A professional who would never treat even a small, non-injury accident as routine was how coworkers described Rios. “You only had to work once with Reuben to realize you wanted him as a partner,” Hernandez, a close friend of Rios, told the standing room only crowd assembled at the First Assembly of God Church for the funeral service.

“He was my hero,” Hernandez said, his voice cracking as he stared at the open blue casket where his friend’s body lay before the audience. “I loved him like a brother.”

Hernandez noted that although Rios was nearing retirement, he still worked with rookie officers as a training officer. “Who else would you want but the best to train new officers,” he asked.

During the funeral services, scores of uniformed lawmen wept openly beside civilians as speakers remembered Rios as a soft-spoken gentle man with a personable style. Several recordings of Rios’ favorite country western tunes were played.

“That big laugh he always laughed, when he would throw back his shoulders and his head,” Officer Dale Clark recalled before the gathering. “I wish I could hear that laugh again. I miss him.”

CHP Commissioner Spike Helmick told the crowd about the continuing need to spread the word about the dangers of drunken driving “so not one more innocent officer or citizen needs to suffer because of them.” Rios epitomized the qualities of a CHP officer, Helmick said. “The motorists of this state were a little safer because of what Reuben did” he said.

Officer Hector Pena, one of Rios’ coworkers, said he was always dressed impeccably no matter what. “Not like some of us. When Reuben got dressed after work or on his days off, it was not Levis and tennis shoes. It was regular dress slacks.”

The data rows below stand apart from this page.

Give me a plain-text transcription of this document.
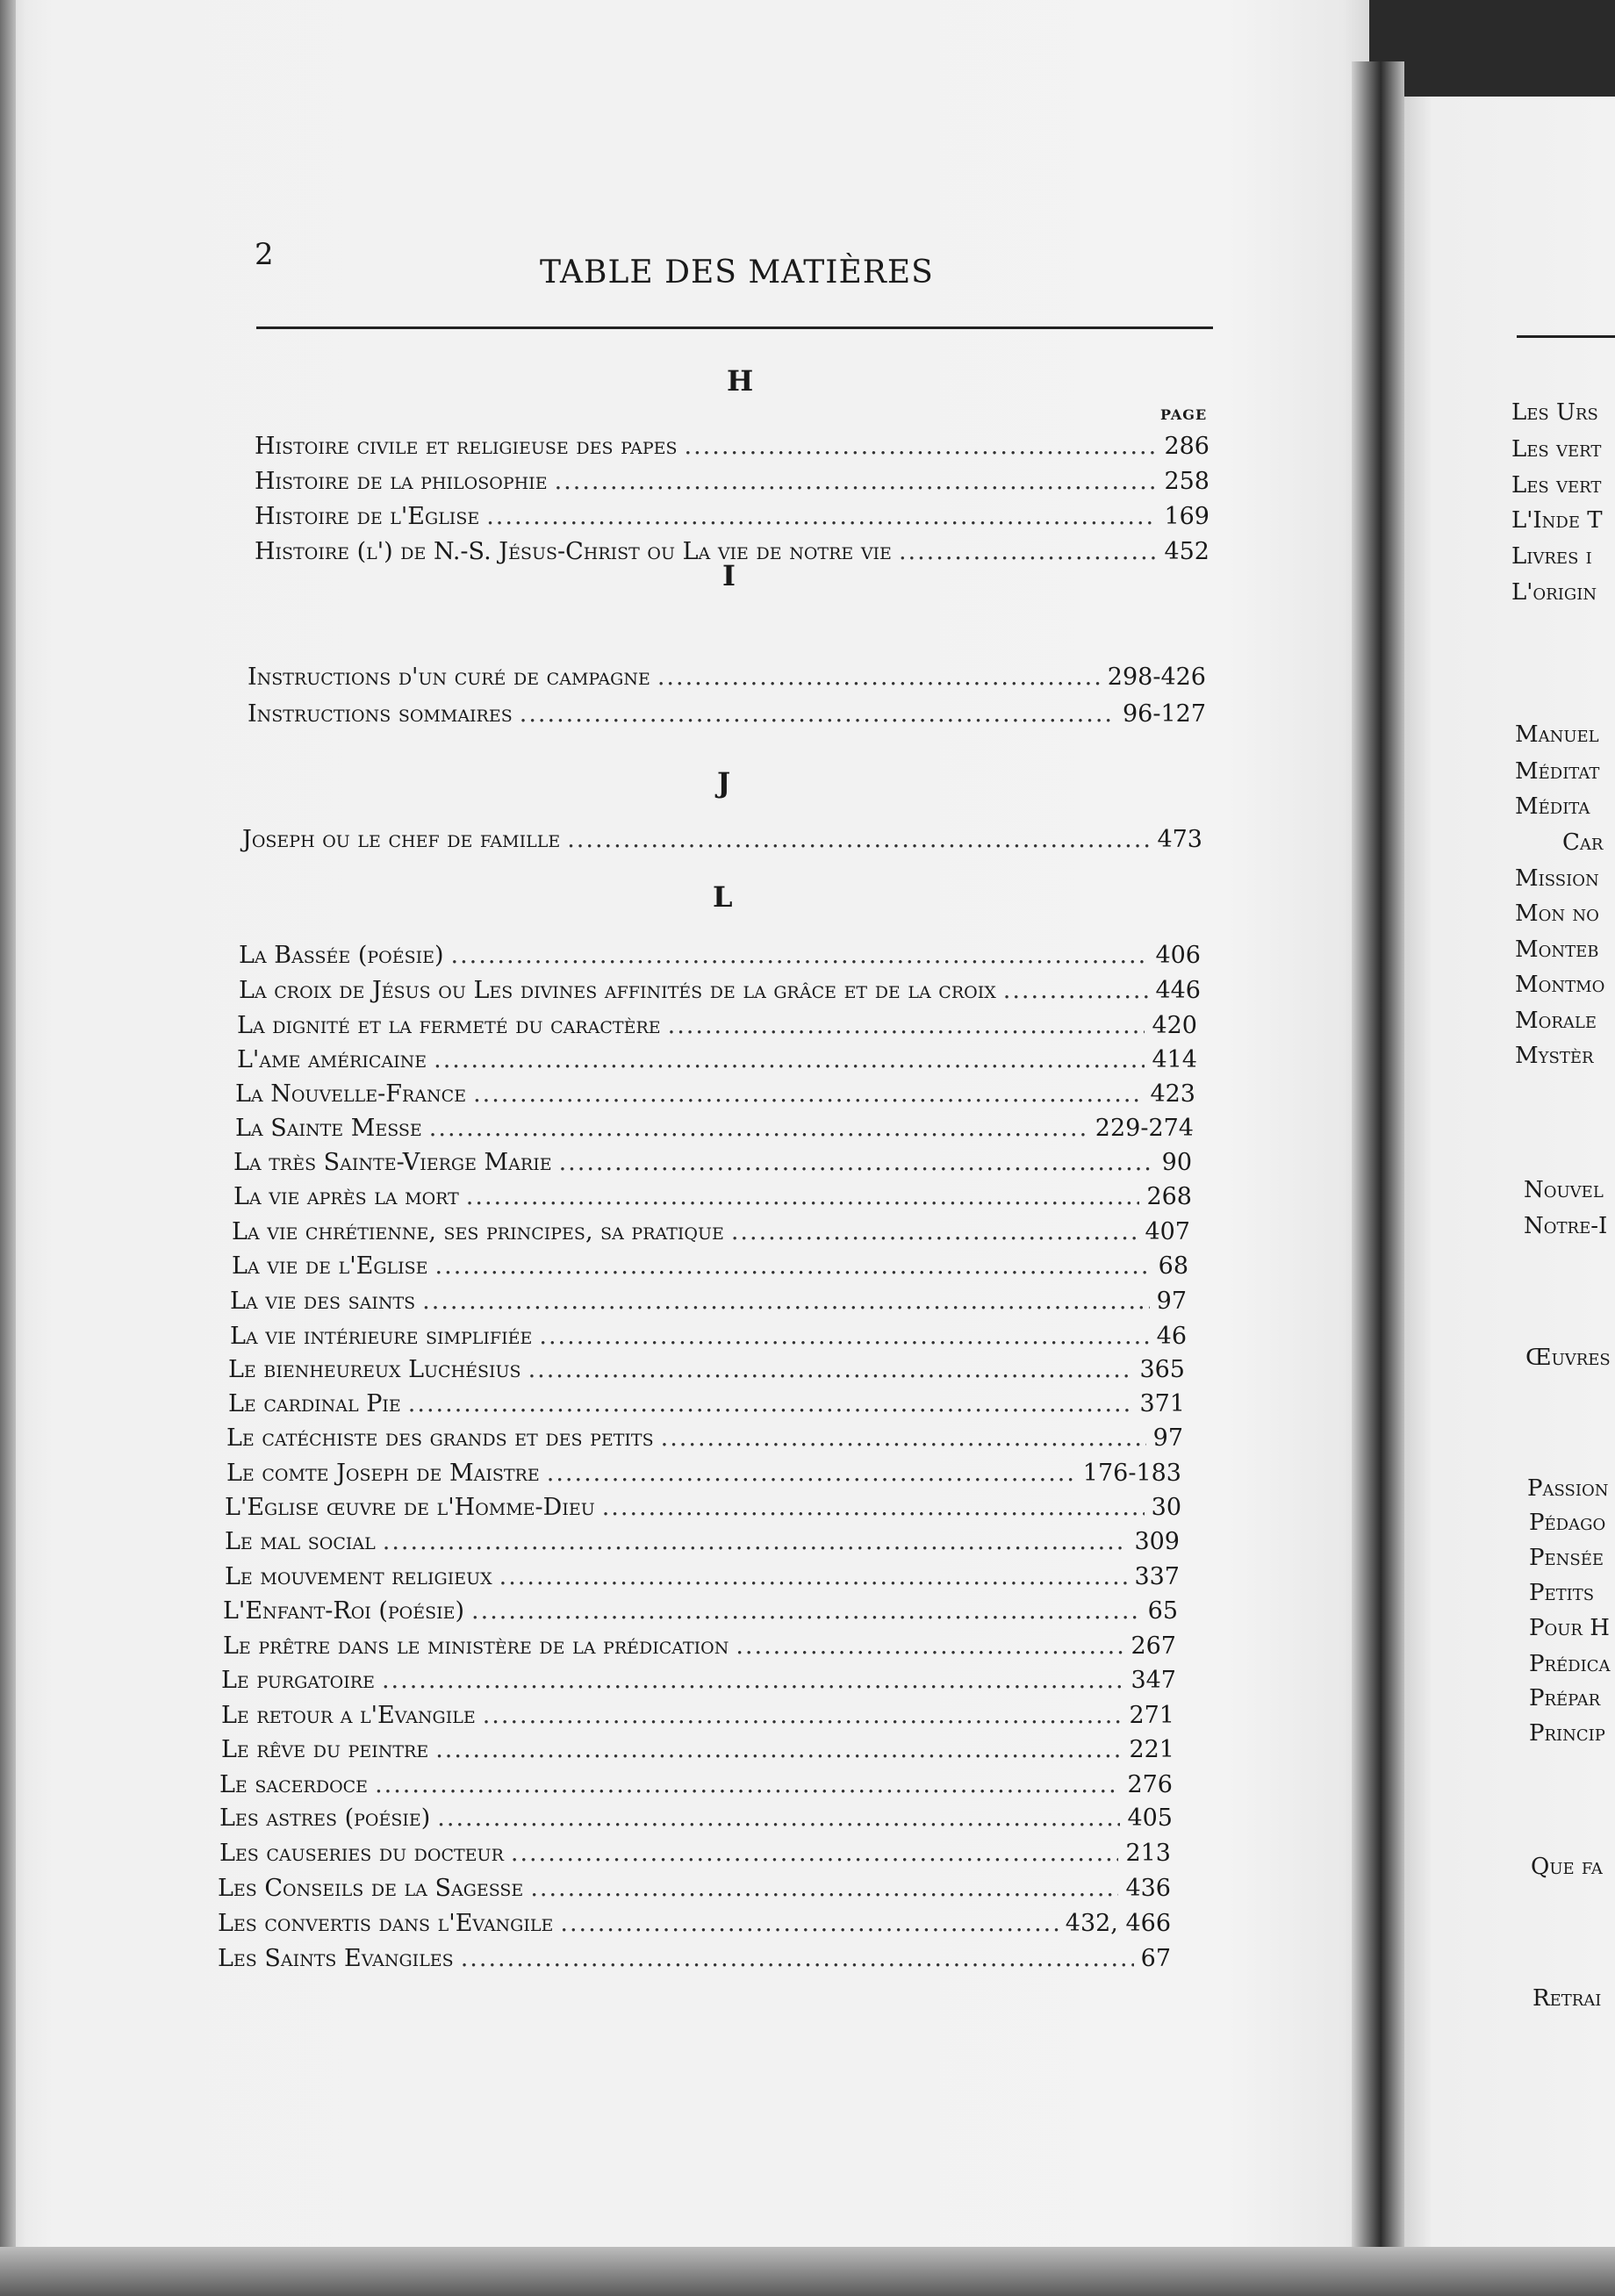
2	TABLE DES MATIÈRES
PAGE
H
Histoire civile et religieuse des papes .....	286
Histoire de la philosophie .....	258
Histoire de l'Eglise .....	169
Histoire (l') de N.-S. Jésus-Christ ou La vie de notre vie .....	452
I
Instructions d'un curé de campagne .....	298-426
Instructions sommaires .....	96-127
J
Joseph ou le chef de famille .....	473
L
La Bassée (poésie) .....	406
La croix de Jésus ou Les divines affinités de la grâce et de la croix .....	446
La dignité et la fermeté du caractère .....	420
L'ame américaine .....	414
La Nouvelle-France .....	423
La Sainte Messe .....	229-274
La très Sainte-Vierge Marie .....	90
La vie après la mort .....	268
La vie chrétienne, ses principes, sa pratique .....	407
La vie de l'Eglise .....	68
La vie des saints .....	97
La vie intérieure simplifiée .....	46
Le bienheureux Luchésius .....	365
Le cardinal Pie .....	371
Le catéchiste des grands et des petits .....	97
Le comte Joseph de Maistre .....	176-183
L'Eglise œuvre de l'Homme-Dieu .....	30
Le mal social .....	309
Le mouvement religieux .....	337
L'Enfant-Roi (poésie) .....	65
Le prêtre dans le ministère de la prédication .....	267
Le purgatoire .....	347
Le retour a l'Evangile .....	271
Le rêve du peintre .....	221
Le sacerdoce .....	276
Les astres (poésie) .....	405
Les causeries du docteur .....	213
Les Conseils de la Sagesse .....	436
Les convertis dans l'Evangile .....	432, 466
Les Saints Evangiles .....	67
Les Urs
Les vert
Les vert
L'Inde T
Livres i
L'origin
Manuel
Méditat
Médita
Car
Mission
Mon no
Monteb
Montmo
Morale
Mystèr
Nouvel
Notre-I
Œuvres
Passion
Pédago
Pensée
Petits
Pour H
Prédica
Prépar
Princip
Que fa
Retrai
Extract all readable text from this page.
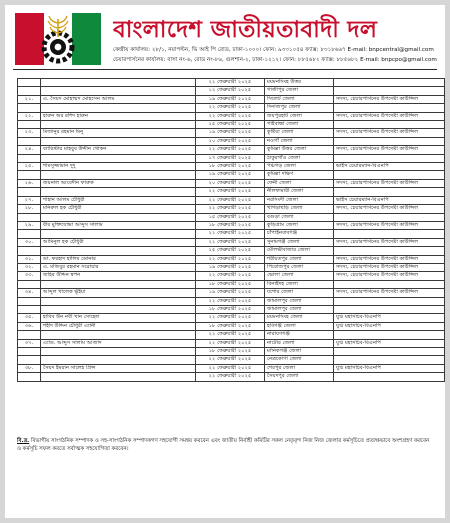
বাংলাদেশ জাতীয়তাবাদী দল
কেন্দ্রীয় কার্যালয়: ২৮/১, নয়াপল্টন, ভি আই পি রোড, ঢাকা-১০০০। ফোন: ৯৩৩১০৫৪ ফ্যাক্স: ৮৩১৮৬৬৭ E-mail: bnpcentral@gmail.com
চেয়ারপার্সনের কার্যালয়: বাসা নং-৬, রোড নং-৮৬, গুলশান-২, ঢাকা-১২১২। ফোন: ৮৮৫৬৮২ ফ্যাক্স: ৮৮৫৬৮২ E-mail: bnpcpo@gmail.com
		২২ ফেব্রুয়ারী ২০২৫	ময়মনসিংহ উত্তর	
		১২ ফেব্রুয়ারী ২০২৫	গাজীপুর জেলা	
২১.	এ. সৈয়দ মোহাম্মদ মোহসেন আলম	১৯ ফেব্রুয়ারী ২০২৫	সিলেট জেলা	সদস্য, চেয়ারপার্সনের উপদেষ্টা কাউন্সিল
		২২ ফেব্রুয়ারী ২০২৫	দিনাজপুর জেলা	
২২.	হারুন অর রশিদ হারুন	২২ ফেব্রুয়ারী ২০২৫	জয়পুরহাট জেলা	সদস্য, চেয়ারপার্সনের উপদেষ্টা কাউন্সিল
		২৫ ফেব্রুয়ারী ২০২৫	গাইবান্ধা জেলা	
২৩.	মিজানুর রহমান মিনু	১৯ ফেব্রুয়ারী ২০২৫	কুষ্টিয়া জেলা	সদস্য, চেয়ারপার্সনের উপদেষ্টা কাউন্সিল
		২০ ফেব্রুয়ারী ২০২৫	নওগাঁ জেলা	
২৪.	ব্যারিস্টার মাহবুব উদ্দীন খোকন	২২ ফেব্রুয়ারী ২০২৫	কুমিল্লা উত্তর জেলা	সদস্য, চেয়ারপার্সনের উপদেষ্টা কাউন্সিল
		১৭ ফেব্রুয়ারী ২০২৫	ঠাকুরগাঁও জেলা	
২৫.	শামসুজ্জামান দুদু	১৮ ফেব্রুয়ারী ২০২৫	পঞ্চগড় জেলা	ভাইস চেয়ারম্যান-বিএনপি
		১৯ ফেব্রুয়ারী ২০২৫	কুমিল্লা দক্ষিণ	
২৬.	জয়নাল আবেদীন ফারুক	২০ ফেব্রুয়ারী ২০২৫	ফেনী জেলা	সদস্য, চেয়ারপার্সনের উপদেষ্টা কাউন্সিল
		২২ ফেব্রুয়ারী ২০২৫	নীলফামারী জেলা	
২৭.	শাহান আলম চৌধুরী	২২ ফেব্রুয়ারী ২০২৫	নরসিংদী জেলা	ভাইস চেয়ারম্যান-বিএনপি
২৮.	মনিরুল হক চৌধুরী	২২ ফেব্রুয়ারী ২০২৫	খাগড়াছড়ি জেলা	সদস্য, চেয়ারপার্সনের উপদেষ্টা কাউন্সিল
		১৫ ফেব্রুয়ারী ২০২৫	বগুড়া জেলা	
২৯.	বীর মুক্তিযোদ্ধা আব্দুস সালাম	১৮ ফেব্রুয়ারী ২০২৫	কুড়িগ্রাম জেলা	সদস্য, চেয়ারপার্সনের উপদেষ্টা কাউন্সিল
		২২ ফেব্রুয়ারী ২০২৫	চাঁপাইনবাবগঞ্জ	
৩০.	আমিনুল হক চৌধুরী	২২ ফেব্রুয়ারী ২০২৫	সুনামগঞ্জ জেলা	সদস্য, চেয়ারপার্সনের উপদেষ্টা কাউন্সিল
		২৫ ফেব্রুয়ারী ২০২৫	মৌলভীবাজার জেলা	
৩১.	ডা. ফরহাদ হালিম ডোনার	২২ ফেব্রুয়ারী ২০২৫	শরীয়তপুর জেলা	সদস্য, চেয়ারপার্সনের উপদেষ্টা কাউন্সিল
৩২.	এ. মজিবুর রহমান সরোয়ার	১৯ ফেব্রুয়ারী ২০২৫	পিরোজপুর জেলা	সদস্য, চেয়ারপার্সনের উপদেষ্টা কাউন্সিল
৩৩.	জহির উদ্দিন স্বপন	২২ ফেব্রুয়ারী ২০২৫	ভোলা জেলা	সদস্য, চেয়ারপার্সনের উপদেষ্টা কাউন্সিল
		১৮ ফেব্রুয়ারী ২০২৫	বিনাইদহ জেলা	
৩৪.	আব্দুল খালেক ভূঁইয়া	১৯ ফেব্রুয়ারী ২০২৫	যশোর জেলা	সদস্য, চেয়ারপার্সনের উপদেষ্টা কাউন্সিল
		২২ ফেব্রুয়ারী ২০২৫	জামালপুর জেলা	
		১৮ ফেব্রুয়ারী ২০২৫	জামালপুর জেলা	
৩৫.	হাবিব উন নবী খান সোহেল	২২ ফেব্রুয়ারী ২০২৫	ময়মনসিংহ জেলা	যুগ্ম মহাসচিব-বিএনপি
৩৬.	শহীদ উদ্দিন চৌধুরী এ্যানী	১৮ ফেব্রুয়ারী ২০২৫	হবিগঞ্জ জেলা	যুগ্ম মহাসচিব-বিএনপি
		২২ ফেব্রুয়ারী ২০২৫	নারায়ণগঞ্জ	
৩৭.	এ্যাড. আব্দুস সালাম আজাদ	২২ ফেব্রুয়ারী ২০২৫	নাটোর জেলা	যুগ্ম মহাসচিব-বিএনপি
		১৮ ফেব্রুয়ারী ২০২৫	মানিকগঞ্জ জেলা	
		২২ ফেব্রুয়ারী ২০২৫	নেত্রকোণা জেলা	
৩৮.	সৈয়দ ইমরান সালেহ প্রিন্স	২২ ফেব্রুয়ারী ২০২৫	শেরপুর জেলা	যুগ্ম মহাসচিব-বিএনপি
		২২ ফেব্রুয়ারী ২০২৫	সৈয়দপুর জেলা	
বি.দ্র. বিভাগীয় সাংগঠনিক সম্পাদক ও সহ-সাংগঠনিক সম্পাদকগণ সহযোগী সমন্বয় করবেন এবং জাতীয় নির্বাহী কমিটির সকল নেতৃবৃন্দ নিজ নিজ জেলার কর্মসূচিতে প্রত্যক্ষভাবে অংশগ্রহণ করবেন ও কর্মসূচি সফল করতে সর্বাত্মক সহযোগিতা করবেন।
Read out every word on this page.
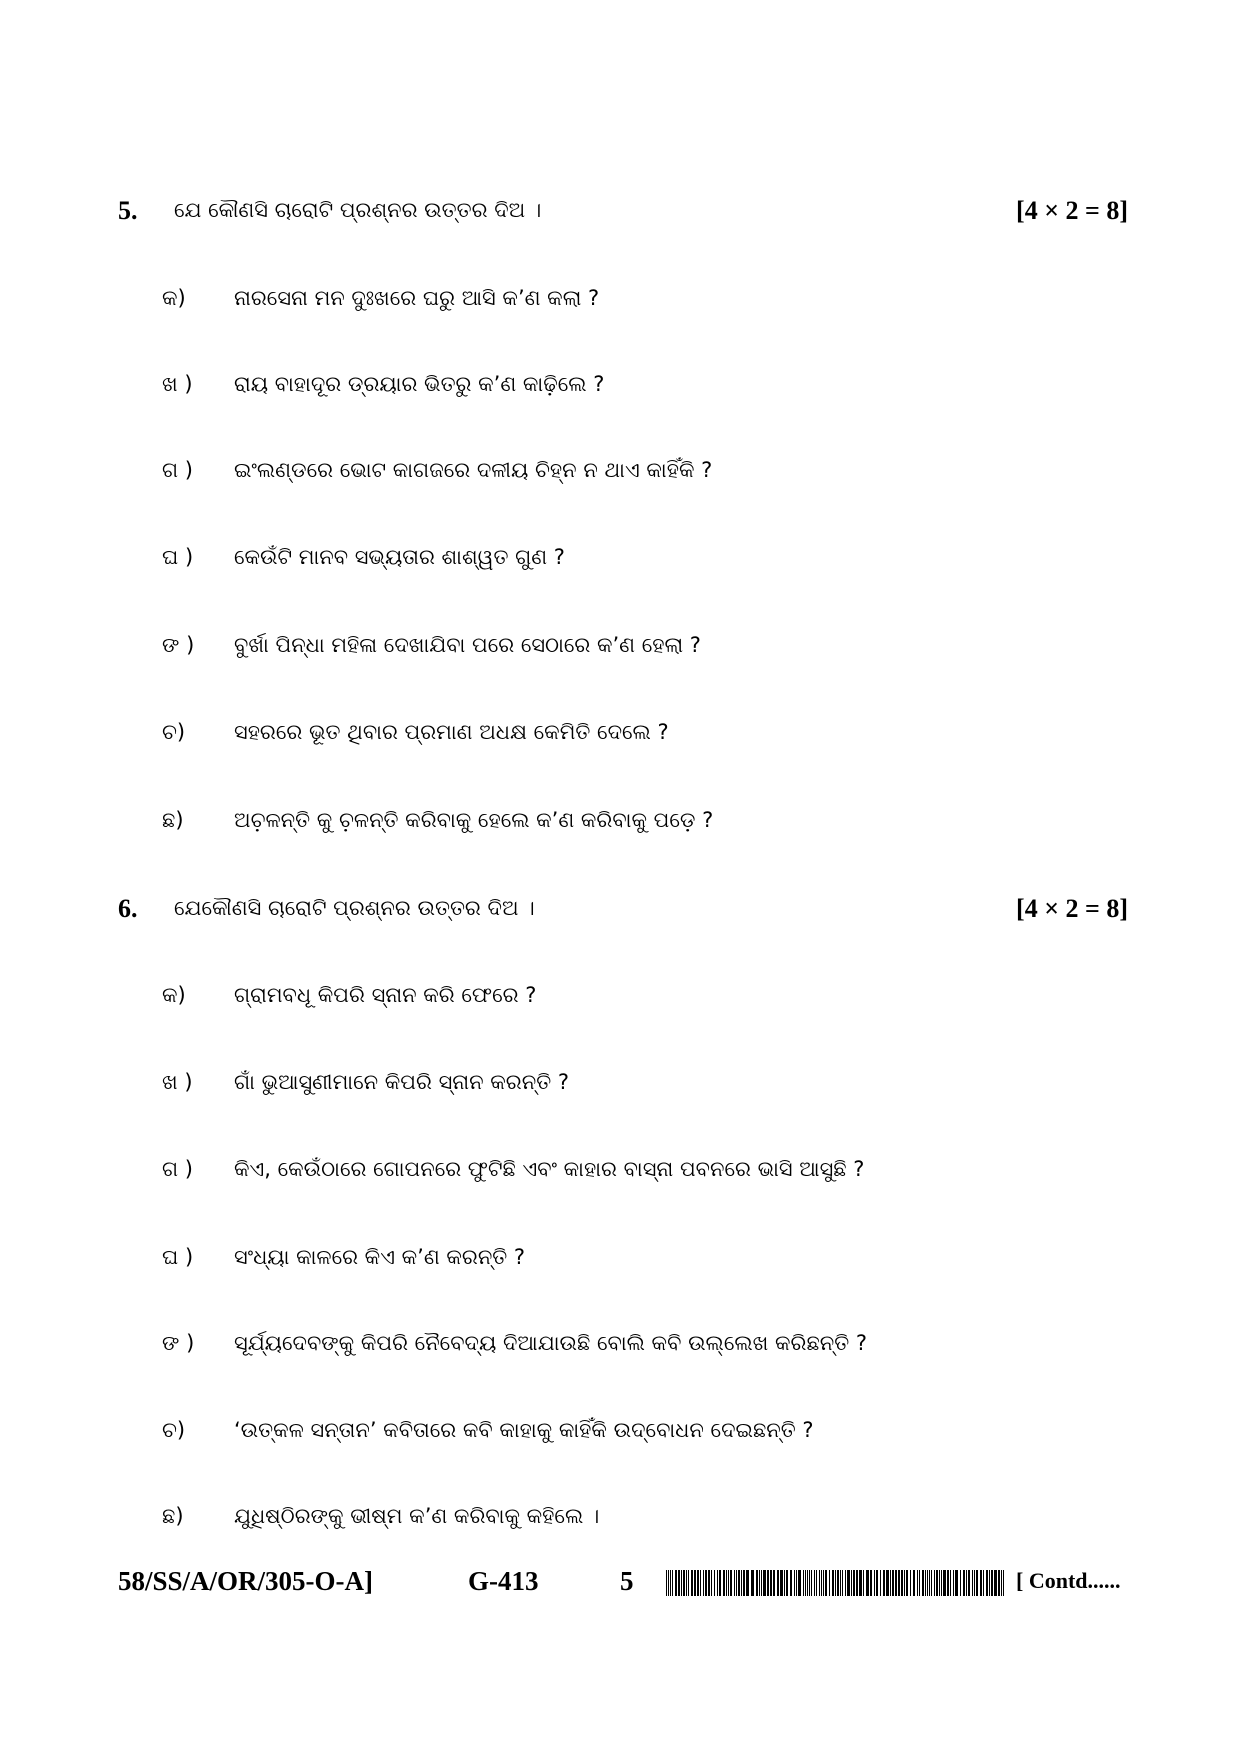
5. ଯେ କୌଣସି ଚାରୋଟି ପ୍ରଶ୍ନର ଉତ୍ତର ଦିଅ ।	[4 × 2 = 8]
କ)	ନାରସେନା ମନ ଦୁଃଖରେ ଘରୁ ଆସି କ’ଣ କଲା ?
ଖ )	ରାୟ ବାହାଦୂର ଡ୍ରୟାର ଭିତରୁ କ’ଣ କାଢ଼ିଲେ ?
ଗ )	ଇଂଲଣ୍ଡରେ ଭୋଟ କାଗଜରେ ଦଳୀୟ ଚିହ୍ନ ନ ଥାଏ କାହିଁକି ?
ଘ )	କେଉଁଟି ମାନବ ସଭ୍ୟତାର ଶାଶ୍ୱତ ଗୁଣ ?
ଙ )	ବୁର୍ଖା ପିନ୍ଧା ମହିଳା ଦେଖାଯିବା ପରେ ସେଠାରେ କ’ଣ ହେଲା ?
ଚ)	ସହରରେ ଭୂତ ଥିବାର ପ୍ରମାଣ ଅଧକ୍ଷ କେମିତି ଦେଲେ ?
ଛ)	ଅଚ଼ଳନ୍ତି କୁ ଚ଼ଳନ୍ତି କରିବାକୁ ହେଲେ କ’ଣ କରିବାକୁ ପଡ଼େ ?
6. ଯେକୌଣସି ଚାରୋଟି ପ୍ରଶ୍ନର ଉତ୍ତର ଦିଅ ।	[4 × 2 = 8]
କ)	ଗ୍ରାମବଧୂ କିପରି ସ୍ନାନ କରି ଫେରେ ?
ଖ )	ଗାଁ ଭୁଆସୁଣୀମାନେ କିପରି ସ୍ନାନ କରନ୍ତି ?
ଗ )	କିଏ, କେଉଁଠାରେ ଗୋପନରେ ଫୁଟିଛି ଏବଂ କାହାର ବାସ୍ନା ପବନରେ ଭାସି ଆସୁଛି ?
ଘ )	ସଂଧ୍ୟା କାଳରେ କିଏ କ’ଣ କରନ୍ତି ?
ଙ )	ସୂର୍ଯ୍ୟଦେବଙ୍କୁ କିପରି ନୈବେଦ୍ୟ ଦିଆଯାଉଛି ବୋଲି କବି ଉଲ୍ଲେଖ କରିଛନ୍ତି ?
ଚ)	‘ଉତ୍କଳ ସନ୍ତାନ’ କବିତାରେ କବି କାହାକୁ କାହିଁକି ଉଦ୍‌ବୋଧନ ଦେଇଛନ୍ତି ?
ଛ)	ଯୁଧିଷ୍ଠିରଙ୍କୁ ଭୀଷ୍ମ କ’ଣ କରିବାକୁ କହିଲେ ।
58/SS/A/OR/305-O-A]	G-413	5	[ Contd......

A family man, Rios tried to take his lunch or dinner breaks at his Colton home whenever possible. Because he was an avid pool player, he screened in his back patio and put in a pool table. It was a popular gathering place for friends. Hernandez stated that his goal was to beat Rios at pool but he never could.

Rios was devoted to the Lions Club and arranged his days off to accommodate the Bloomington Lions Club’s meetings. Hernandez stated “He looked forward to Christmas time, working with the club and community. That is what gave him the greatest joy – to deliver gift baskets to needy families.”

His coworkers take some comfort in knowing that 25-year-old Reuben Jr. recently completed his oral exams for the CHP. “He looks and talks just like his father,” Hernandez exclaimed. “Hopefully, he will be one of us pretty soon,” said Pena.

Rios, 53, lived in the San Bernardino area most of his life and graduated from San Bernardino High School in 1961. He also attended San Bernardino Valley College and served in the Army from 1964 to 1966. He joined the CHP at the age of 31 as a cadet in 1974 and served his entire career with the CHP’s Inland division.

Rios is survived by his wife of 26 years, Irene; a daughter, Gina; a son, Reuben Jr.; three grandchildren; and a brother and sister.

A memorial fund has been established for Rios’ family. Donations may be sent to the San Bernardino CHP office, 2211 Western Avenue, San Bernardino 92411, and should be marked “Reuben Rios’ Memorial Fund.”